Ne nous lassons pas de le répéter, songer avant tout aux foules déshéritées et douloureuses, les soulager, les aérer, les éclairer, les aimer, leur élargir magnifiquement l’horizon, leur prodiguer sous toutes les formes l’éducation, leur offrir l’exemple du labeur, jamais l’exemple de l’oisiveté, amoindrir le poids du fardeau individuel en accroissant la notion du but universel, limiter la pauvreté sans limiter la richesse, créer de vastes champs d’activité publique et populaire, avoir comme Briarée cent mains à tendre de toutes parts aux accablés et aux faibles… C’est là, que les âmes sympathiques ne l’oublient pas, la première des obligations fraternelles, c’est là, que les cœurs égoïstes le sachent, la première des nécessités politiques. […]

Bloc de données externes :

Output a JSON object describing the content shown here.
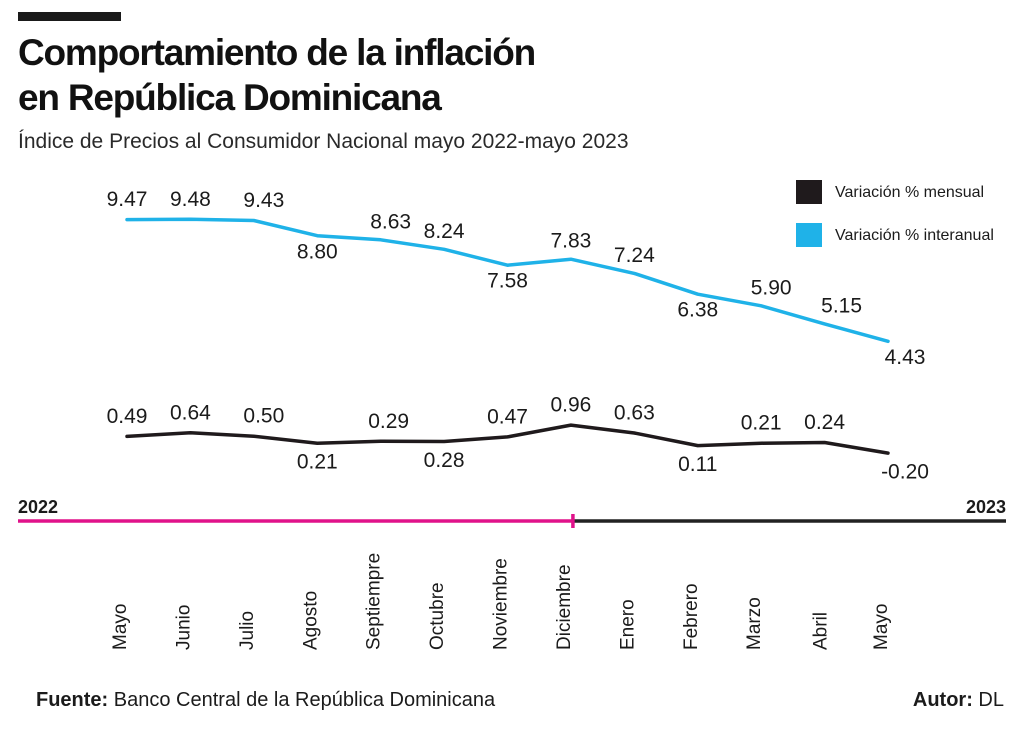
{
  "header": {
    "title_line1": "Comportamiento de la inflación",
    "title_line2": "en República Dominicana",
    "subtitle": "Índice de Precios al Consumidor Nacional mayo 2022-mayo 2023"
  },
  "footer": {
    "source_label": "Fuente:",
    "source_value": "Banco Central de la República Dominicana",
    "author_label": "Autor:",
    "author_value": "DL"
  },
  "chart_data": {
    "type": "line",
    "categories": [
      "Mayo",
      "Junio",
      "Julio",
      "Agosto",
      "Septiempre",
      "Octubre",
      "Noviembre",
      "Diciembre",
      "Enero",
      "Febrero",
      "Marzo",
      "Abril",
      "Mayo"
    ],
    "series": [
      {
        "name": "Variación % mensual",
        "color": "#1f1a1c",
        "values": [
          0.49,
          0.64,
          0.5,
          0.21,
          0.29,
          0.28,
          0.47,
          0.96,
          0.63,
          0.11,
          0.21,
          0.24,
          -0.2
        ],
        "labels": [
          "0.49",
          "0.64",
          "0.50",
          "0.21",
          "0.29",
          "0.28",
          "0.47",
          "0.96",
          "0.63",
          "0.11",
          "0.21",
          "0.24",
          "-0.20"
        ]
      },
      {
        "name": "Variación % interanual",
        "color": "#1fb2e8",
        "values": [
          9.47,
          9.48,
          9.43,
          8.8,
          8.63,
          8.24,
          7.58,
          7.83,
          7.24,
          6.38,
          5.9,
          5.15,
          4.43
        ],
        "labels": [
          "9.47",
          "9.48",
          "9.43",
          "8.80",
          "8.63",
          "8.24",
          "7.58",
          "7.83",
          "7.24",
          "6.38",
          "5.90",
          "5.15",
          "4.43"
        ]
      }
    ],
    "timeline": {
      "start_year": "2022",
      "end_year": "2023",
      "color_2022": "#e0128a",
      "color_2023": "#222222"
    },
    "legend_position": "top-right",
    "grid": false
  }
}
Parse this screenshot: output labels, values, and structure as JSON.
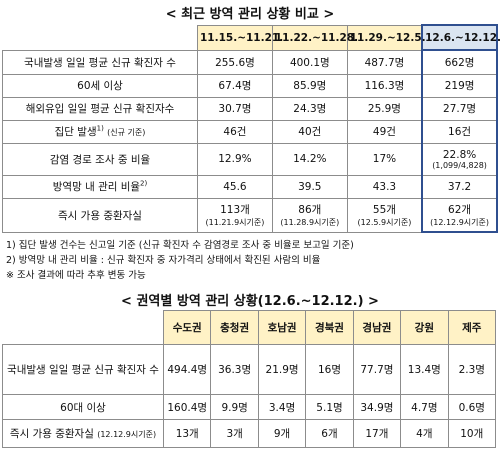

Le passé, il est vrai, est très fort à l’heure où nous sommes. Il reprend. Ce rajeunissement d’un cadavre est surprenant. Le voici qui marche et qui vient. Il semble vainqueur ; ce mort est un conquérant. Il arrive avec sa légion, les superstitions, avec son épée, le despotisme, avec son drapeau, l’ignorance ; depuis quelque temps il a gagné dix batailles. Il avance, il menace, il rit, il est à nos portes. Quant à nous, ne désespérons pas. […] Il n’y a pas plus de reculs d’idées que de reculs de fleuves. […] Il n’y a qu’une manière de refuser Demain, c’est de mourir.
Les Misérables, tome IV, chapitre 4 : Les deux devoirs, veiller et espérer.